Tilman Tilman - 3 months ago 8
Python Question

Sum with Pythons uncertainties giving a diferent result than expected

A friend of mine is evaluating data with Pythons package

uncertainties
. I am her statistics consulter, and I have come up with a weird result in her code.

sum(array)
and
sqrt(sum(unumpy.std_devs(array)**2))
yield different results, with the second one being the variance method as usually used in engineering.

Now, I know that the variance approach is only suited for when the error is small compared to the partial derivate (because of the Taylor series) which isn't given in this case, but how does
uncertainties
handle this?

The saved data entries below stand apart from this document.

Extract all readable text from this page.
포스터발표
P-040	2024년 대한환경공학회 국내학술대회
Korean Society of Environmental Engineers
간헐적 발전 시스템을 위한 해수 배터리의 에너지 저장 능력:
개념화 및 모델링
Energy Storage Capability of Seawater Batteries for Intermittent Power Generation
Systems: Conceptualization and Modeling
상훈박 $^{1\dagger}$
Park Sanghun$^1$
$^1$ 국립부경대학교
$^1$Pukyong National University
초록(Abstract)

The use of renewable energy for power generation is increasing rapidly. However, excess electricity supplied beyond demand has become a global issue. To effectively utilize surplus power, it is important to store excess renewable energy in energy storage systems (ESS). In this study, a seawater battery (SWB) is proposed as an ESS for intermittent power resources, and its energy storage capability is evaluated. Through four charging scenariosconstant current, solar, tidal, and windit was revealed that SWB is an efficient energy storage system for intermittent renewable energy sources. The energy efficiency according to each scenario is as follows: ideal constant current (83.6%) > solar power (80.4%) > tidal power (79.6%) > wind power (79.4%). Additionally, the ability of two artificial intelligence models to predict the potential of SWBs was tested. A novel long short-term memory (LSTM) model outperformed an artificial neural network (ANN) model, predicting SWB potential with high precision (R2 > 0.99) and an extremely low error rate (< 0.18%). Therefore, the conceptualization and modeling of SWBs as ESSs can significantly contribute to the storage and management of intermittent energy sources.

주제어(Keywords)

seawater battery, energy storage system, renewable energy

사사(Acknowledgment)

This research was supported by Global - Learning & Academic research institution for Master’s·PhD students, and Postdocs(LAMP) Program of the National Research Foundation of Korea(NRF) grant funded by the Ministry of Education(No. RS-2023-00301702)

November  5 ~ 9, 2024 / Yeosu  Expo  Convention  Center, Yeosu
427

And how can I reproduce in any way what uncertainties does!?

Answer

This results due to my array being an AffineScalarFunc (as opposed to a Variable), and thus they not only store the value but also all the variables that the value depends on [1].

Now, my values are not fully independent (which wasn't clear at all at first sight*), and thus sum(array) also considers the off-diagonal elements of my covariance matrix in accordance to this formula (sorry that the article is in German, but English Wikipedias formula isn't as intuitive), whereas sqrt(sum(unumpy.std_devs(array)**2)) obviously doesn't and just adds up the diagonal elements.

A way to reproduce what uncertainties does is:

from uncertainties import covariance_matrix

sum=0
for i in range(0,len(array)):
    for j in range(0,len(array)):
        sum+=covariancematrix(array)[i][j]

print(sqrt(sum))

And then unumpy.std_devs(sum(array))==sqrt(sum) is True.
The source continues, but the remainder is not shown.